Temos que nos afastar de uma agricultura industrial quimicamente-intensiva e do sistema alimentar global centralizado, baseado na produção de commodities, que contribui para as emissões. No lugar de uma biodiversidade destruída pelas monoculturas industriais, incluindo aquelas baseadas em sementes transgênicas, precisamos de uma mudança para práticas agroecológicas que conservem a biodiversidade e garantam a biossegurança. A transição para uma agricultura biodiversamente-intensiva e ecologicamente-intensiva aborda simultaneamente tanto a crise climática quanto a da biodiversidade, e, ao mesmo tempo, enfrenta a crise alimentar.
Embora a agricultura industrial seja um dos principais contribuidores às mudanças climáticas e mais vulnerável a elas, há uma tentativa por parte da indústria da biotecnologia de usar a crise climática como uma oportunidade para expandir ainda mais o uso de OGMs e aprofundar o seu monopólio das sementes baseadas na biopirataria através de patentes, em detrimento das sementes resilientes ao clima que foram aprimoradas pelos agricultores ao longo de gerações.
Mas, como disse Einstein: “Nós não podemos resolver um problema com a mesma mentalidade que o criou”. Sistemas intensivos, centralizados, baseados na monocultura e em combustíveis fósseis, incluindo agricultura OGM, não são flexíveis. Eles não conseguem se adaptar e evoluir. Precisamos de flexibilidade, resiliência e adaptação para uma nova realidade. Esta resiliência vem da diversidade. Esta diversidade de conhecimento, economia e política é o que eu chamo de Democracia da Terra.

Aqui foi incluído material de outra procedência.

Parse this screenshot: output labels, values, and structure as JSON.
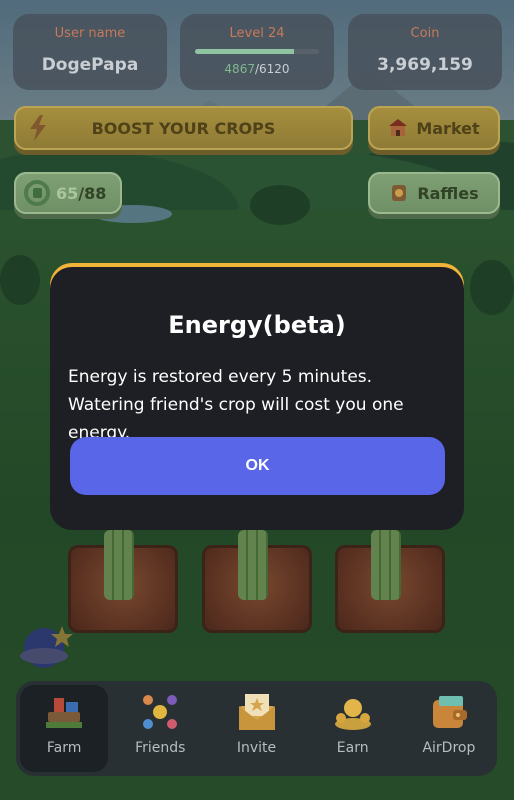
{
  "stats": {
    "user": {
      "label": "User name",
      "value": "DogePapa"
    },
    "level": {
      "label": "Level 24",
      "current": "4867",
      "total": "/6120",
      "progress": 0.795
    },
    "coin": {
      "label": "Coin",
      "value": "3,969,159"
    }
  },
  "actions": {
    "boost": "BOOST YOUR CROPS",
    "market": "Market",
    "energy_current": "65",
    "energy_total": "/88",
    "raffles": "Raffles"
  },
  "modal": {
    "title": "Energy(beta)",
    "body": "Energy is restored every 5 minutes. Watering friend's crop will cost you one energy.",
    "ok": "OK"
  },
  "nav": [
    {
      "label": "Farm",
      "icon": "tractor-icon",
      "active": true
    },
    {
      "label": "Friends",
      "icon": "friends-icon",
      "active": false
    },
    {
      "label": "Invite",
      "icon": "envelope-icon",
      "active": false
    },
    {
      "label": "Earn",
      "icon": "coins-icon",
      "active": false
    },
    {
      "label": "AirDrop",
      "icon": "wallet-icon",
      "active": false
    }
  ],
  "colors": {
    "accent": "#5a66e8",
    "modal_border": "#f1b43a",
    "label": "#c7795a"
  }
}
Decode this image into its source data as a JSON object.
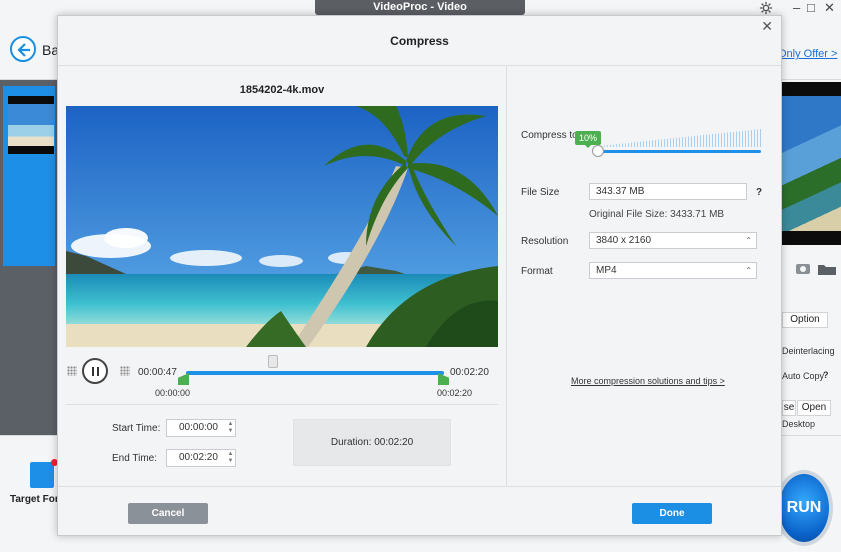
{
  "app": {
    "title": "VideoProc - Video",
    "back_label": "Ba",
    "offer_link": "Only Offer >",
    "target_format_label": "Target For",
    "run_label": "RUN",
    "window_controls": {
      "minimize": "–",
      "maximize": "□",
      "close": "✕"
    },
    "right_panel": {
      "option_label": "Option",
      "deinterlacing_label": "Deinterlacing",
      "auto_copy_label": "Auto Copy",
      "auto_copy_help": "?",
      "browse_label": "se",
      "open_label": "Open",
      "output_folder": "Desktop"
    }
  },
  "dialog": {
    "title": "Compress",
    "close_glyph": "✕",
    "file_name": "1854202-4k.mov",
    "playback": {
      "current_time": "00:00:47",
      "end_time": "00:02:20",
      "trim_start_label": "00:00:00",
      "trim_end_label": "00:02:20"
    },
    "start_time": {
      "label": "Start Time:",
      "value": "00:00:00"
    },
    "end_time_field": {
      "label": "End Time:",
      "value": "00:02:20"
    },
    "duration": {
      "label": "Duration:",
      "value": "00:02:20"
    },
    "compress": {
      "label": "Compress to",
      "percent": "10%"
    },
    "file_size": {
      "label": "File Size",
      "value": "343.37  MB",
      "help": "?"
    },
    "original_size": "Original File Size: 3433.71 MB",
    "resolution": {
      "label": "Resolution",
      "value": "3840 x 2160"
    },
    "format": {
      "label": "Format",
      "value": "MP4"
    },
    "tips_link": "More compression solutions and tips >",
    "cancel_label": "Cancel",
    "done_label": "Done"
  }
}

Nossa vizinha, Caxemira, enfrentou uma tragédia este ano, assim como Uttarakhand, na Índia, viveu no ano passado. Quando a chuva de um dia possui cinco a seis vezes mais volume do que o normal, é um evento extremo. Isto é o que significa a mudança climática. Ela custou vidas, dizimou vilas, fazendas, estradas, pontes. As atividades humanas criaram desastres como o dilúvio na Caxemira. A ação humana é necessária para prevenir essas catástrofes climáticas. Não podemos ficar como espectadores mudos enquanto o paraíso da Índia na terra torna-se o “Paraíso Perdido”. Eco21/Utopia Sustentável.